National Public Radio’s (NPR) “Planet Money” team just wound up a series about what goes into making a t-shirt, which I caught on my evening commutes. It followed the t-shirt from the fields where the cotton was grown, to where it was spun in Colombia, to the factory in Bangladesh where it was stitched together. It reminded me of Milton Friedman’s brilliant anecdote about how the free market creates the simple pencil.
Over the years I’ve grown accustomed to reporting from NPR that tends to be anti-business, so I was pleasantly surprised with the thoughtfulness of this investigative report. That said, it seems that the reporters were a little surprised themselves with what they discovered. Take for instance this remark in the edition “Planet Money T-Shirt Exposes Issues of Work, Trade and Clothes”:
The other part of it though that we sort of discovered is that there is a reason people in Bangladesh, for example, want to work in a garment factory. We talked to several people who worked in the factory that made the men’s shirt. And they described their lives before they came to the factory when they lived in the rural villages where they were born. And they were living very close to the edge. In fact, two of the sisters who made the shirt – the Planet Money shirt – described growing up and losing three sisters to it seems like hunger related illness.
They were eating dirt and the family wasn’t able to send them to get proper medical care because they didn’t have enough money. And for them, getting a job in the garment industry, even though it is very low wage, very monotonous, it was a small but very significant step up and it allowed them to send money back to their villages where their parents were.
Anyone who knows the history of how the industrial revolution transformed Britain and other European countries in the 19th century or how formerly third world countries, like Japan, became developed countries in the 20th century is well aware of this movement from farms to cities in search of a better, safer and more prosperous life. More recently, it’s been happening in China on a massive scale for the past several decades.
Even in America, the farm remains one of the most dangerous places to work with over 25 deaths per 100,000 workers, not to mention accidents that don’t result in loss of life, but loss of limbs and other horrific accidents that are less common in offices or factories.
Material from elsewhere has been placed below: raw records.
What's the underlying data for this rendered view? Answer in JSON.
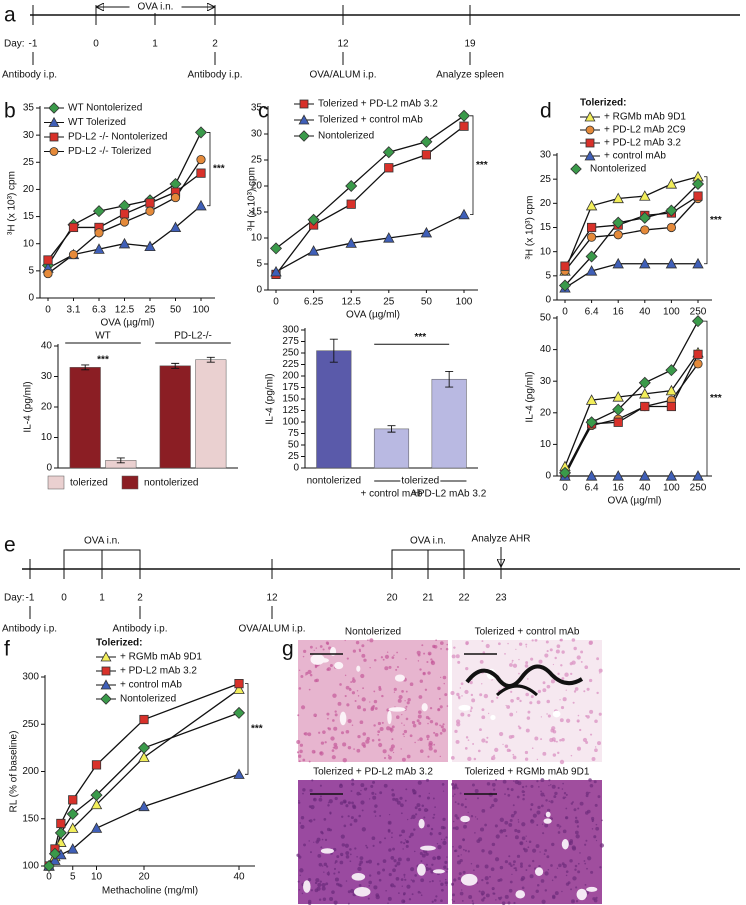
{
  "panel_labels": [
    "a",
    "b",
    "c",
    "d",
    "e",
    "f",
    "g"
  ],
  "timelines": [
    {
      "day_label": "Day:",
      "days": [
        -1,
        0,
        1,
        2,
        12,
        19
      ],
      "events": [
        {
          "day": -1,
          "label": "Antibody i.p."
        },
        {
          "day": 2,
          "label": "Antibody i.p."
        },
        {
          "day": 12,
          "label": "OVA/ALUM i.p."
        },
        {
          "day": 19,
          "label": "Analyze spleen"
        }
      ],
      "intervals": [
        {
          "from": 0,
          "to": 2,
          "label": "OVA i.n."
        }
      ]
    },
    {
      "day_label": "Day:",
      "days": [
        -1,
        0,
        1,
        2,
        12,
        20,
        21,
        22,
        23
      ],
      "events": [
        {
          "day": -1,
          "label": "Antibody i.p."
        },
        {
          "day": 2,
          "label": "Antibody i.p."
        },
        {
          "day": 12,
          "label": "OVA/ALUM i.p."
        },
        {
          "day": 23,
          "label": "Analyze AHR"
        }
      ],
      "intervals": [
        {
          "from": 0,
          "to": 2,
          "label": "OVA i.n."
        },
        {
          "from": 20,
          "to": 22,
          "label": "OVA i.n."
        }
      ]
    }
  ],
  "chart_data": [
    {
      "type": "line",
      "categories": [
        "0",
        "3.1",
        "6.3",
        "12.5",
        "25",
        "50",
        "100"
      ],
      "xlabel": "OVA (µg/ml)",
      "ylabel": "³H (x 10³) cpm",
      "ylim": [
        0,
        35
      ],
      "yticks": [
        0,
        5,
        10,
        15,
        20,
        25,
        30,
        35
      ],
      "annotation": "***",
      "series": [
        {
          "name": "WT Nontolerized",
          "color": "#3a9a4a",
          "marker": "diamond",
          "values": [
            6,
            13.5,
            16,
            17,
            18,
            21,
            30.5
          ]
        },
        {
          "name": "WT Tolerized",
          "color": "#3f5fb8",
          "marker": "triangle",
          "values": [
            5.5,
            8,
            9,
            10,
            9.5,
            13,
            17
          ]
        },
        {
          "name": "PD-L2 -/- Nontolerized",
          "color": "#d8312a",
          "marker": "square",
          "values": [
            7,
            13,
            13,
            15.5,
            17.5,
            19.5,
            23
          ]
        },
        {
          "name": "PD-L2 -/- Tolerized",
          "color": "#e58a3a",
          "marker": "circle",
          "values": [
            4.5,
            8,
            12,
            14,
            16,
            18.5,
            25.5
          ]
        }
      ]
    },
    {
      "type": "bar",
      "categories": [
        "WT",
        "PD-L2-/-"
      ],
      "ylabel": "IL-4 (pg/ml)",
      "ylim": [
        0,
        40
      ],
      "yticks": [
        0,
        10,
        20,
        30,
        40
      ],
      "annotation": "***",
      "series": [
        {
          "name": "tolerized",
          "color": "#ead0d0",
          "values": [
            2.5,
            35.5
          ],
          "errors": [
            0.8,
            0.8
          ]
        },
        {
          "name": "nontolerized",
          "color": "#8b1e24",
          "values": [
            33,
            33.5
          ],
          "errors": [
            0.8,
            0.8
          ]
        }
      ]
    },
    {
      "type": "line",
      "categories": [
        "0",
        "6.25",
        "12.5",
        "25",
        "50",
        "100"
      ],
      "xlabel": "OVA (µg/ml)",
      "ylabel": "³H (x 10³) cpm",
      "ylim": [
        0,
        35
      ],
      "yticks": [
        0,
        5,
        10,
        15,
        20,
        25,
        30,
        35
      ],
      "annotation": "***",
      "series": [
        {
          "name": "Tolerized + PD-L2 mAb 3.2",
          "color": "#d8312a",
          "marker": "square",
          "values": [
            3,
            12.5,
            16.5,
            23.5,
            26,
            31.5
          ]
        },
        {
          "name": "Tolerized + control mAb",
          "color": "#3f5fb8",
          "marker": "triangle",
          "values": [
            3.5,
            7.5,
            9,
            10,
            11,
            14.5
          ]
        },
        {
          "name": "Nontolerized",
          "color": "#3a9a4a",
          "marker": "diamond",
          "values": [
            8,
            13.5,
            20,
            26.5,
            28.5,
            33.5
          ]
        }
      ]
    },
    {
      "type": "bar",
      "categories": [
        "nontolerized",
        "+ control mAb",
        "+PD-L2 mAb 3.2"
      ],
      "group_label": "tolerized",
      "ylabel": "IL-4 (pg/ml)",
      "ylim": [
        0,
        300
      ],
      "yticks": [
        0,
        25,
        50,
        75,
        100,
        125,
        150,
        175,
        200,
        225,
        250,
        275,
        300
      ],
      "annotation": "***",
      "values": [
        255,
        85,
        193
      ],
      "errors": [
        25,
        7,
        17
      ],
      "colors": [
        "#5a5aaa",
        "#b9b9e2",
        "#b9b9e2"
      ]
    },
    {
      "type": "line",
      "categories": [
        "0",
        "6.4",
        "16",
        "40",
        "100",
        "250"
      ],
      "ylabel": "³H (x 10³) cpm",
      "legend_title": "Tolerized:",
      "ylim": [
        0,
        30
      ],
      "yticks": [
        0,
        5,
        10,
        15,
        20,
        25,
        30
      ],
      "annotation": "***",
      "series": [
        {
          "name": "+ RGMb mAb 9D1",
          "color": "#f2ee5a",
          "marker": "triangle",
          "values": [
            6,
            19.5,
            21,
            21.5,
            24,
            25.5
          ]
        },
        {
          "name": "+ PD-L2 mAb 2C9",
          "color": "#e58a3a",
          "marker": "circle",
          "values": [
            6,
            13,
            13.5,
            14.5,
            15,
            21
          ]
        },
        {
          "name": "+ PD-L2 mAb 3.2",
          "color": "#d8312a",
          "marker": "square",
          "values": [
            7,
            15,
            15.5,
            17.5,
            18,
            21.5
          ]
        },
        {
          "name": "+ control mAb",
          "color": "#3f5fb8",
          "marker": "triangle",
          "values": [
            2.5,
            6,
            7.5,
            7.5,
            7.5,
            7.5
          ]
        },
        {
          "name": "Nontolerized",
          "color": "#3a9a4a",
          "marker": "diamond",
          "values": [
            3,
            9,
            16,
            17,
            18.5,
            24
          ]
        }
      ]
    },
    {
      "type": "line",
      "categories": [
        "0",
        "6.4",
        "16",
        "40",
        "100",
        "250"
      ],
      "xlabel": "OVA (µg/ml)",
      "ylabel": "IL-4 (pg/ml)",
      "ylim": [
        0,
        50
      ],
      "yticks": [
        0,
        10,
        20,
        30,
        40,
        50
      ],
      "annotation": "***",
      "series": [
        {
          "color": "#f2ee5a",
          "marker": "triangle",
          "values": [
            3,
            24,
            25,
            26,
            27,
            39
          ]
        },
        {
          "color": "#e58a3a",
          "marker": "circle",
          "values": [
            1,
            16,
            18,
            22,
            24,
            35.5
          ]
        },
        {
          "color": "#d8312a",
          "marker": "square",
          "values": [
            0,
            16.5,
            17,
            22,
            22,
            38.5
          ]
        },
        {
          "color": "#3f5fb8",
          "marker": "triangle",
          "values": [
            0,
            0,
            0,
            0,
            0,
            0
          ]
        },
        {
          "color": "#3a9a4a",
          "marker": "diamond",
          "values": [
            1,
            17,
            21,
            29.5,
            33.5,
            49
          ]
        }
      ]
    },
    {
      "type": "line",
      "x": [
        0,
        1.25,
        2.5,
        5,
        10,
        20,
        40
      ],
      "xlim": [
        0,
        40
      ],
      "xticks": [
        0,
        5,
        10,
        20,
        40
      ],
      "xlabel": "Methacholine (mg/ml)",
      "ylabel": "RL (% of baseline)",
      "ylim": [
        100,
        300
      ],
      "yticks": [
        100,
        150,
        200,
        250,
        300
      ],
      "legend_title": "Tolerized:",
      "annotation": "***",
      "series": [
        {
          "name": "+ RGMb mAb 9D1",
          "color": "#f2ee5a",
          "marker": "triangle",
          "values": [
            100,
            110,
            125,
            140,
            165,
            215,
            287
          ]
        },
        {
          "name": "+ PD-L2 mAb 3.2",
          "color": "#d8312a",
          "marker": "square",
          "values": [
            100,
            118,
            145,
            170,
            207,
            255,
            293
          ]
        },
        {
          "name": "+ control mAb",
          "color": "#3f5fb8",
          "marker": "triangle",
          "values": [
            100,
            106,
            112,
            118,
            140,
            163,
            197
          ]
        },
        {
          "name": "Nontolerized",
          "color": "#3a9a4a",
          "marker": "diamond",
          "values": [
            100,
            113,
            135,
            155,
            175,
            225,
            262
          ]
        }
      ]
    }
  ],
  "histology": [
    {
      "caption": "Nontolerized"
    },
    {
      "caption": "Tolerized + control mAb"
    },
    {
      "caption": "Tolerized + PD-L2 mAb 3.2"
    },
    {
      "caption": "Tolerized + RGMb mAb 9D1"
    }
  ]
}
So far from being a “discovery” for NPR, they should have gone in expecting to tell this story of why workers in Bangladesh are seeking out relatively safer and better paid work in factories.
NPR also seemed surprised to learn that although the t-shirt is often thought of as a commodity, a lot goes into it and companies work hard to get an edge:
[T]he other thing that blew me away was just how complicated and how much thought and effort and precision goes into something that you sort of think of as like a commodity, a T-shirt. You know, just yarn itself, Jockey, the company that helped us make our T-shirt, they have – they spent years developing the yarn that goes into the Planet Money T-shirt.
You know, there’s sort of a recipe for yarn and we asked them, hey, could you tell us this recipe and they said, no. They wouldn’t share it with us.
Once again this shouldn’t have been a surprise to anyone familiar with competition and the free market. There are probably dozens if not hundreds of companies making t-shirts and no doubt margins are incredibly slim, so you should expect firms to invest in technology to give them an upper-hand and to put extra thought and effort behind their product.
Three stars to NPR for tackling this subject in a thoughtful way and discovering what many of us have known for years.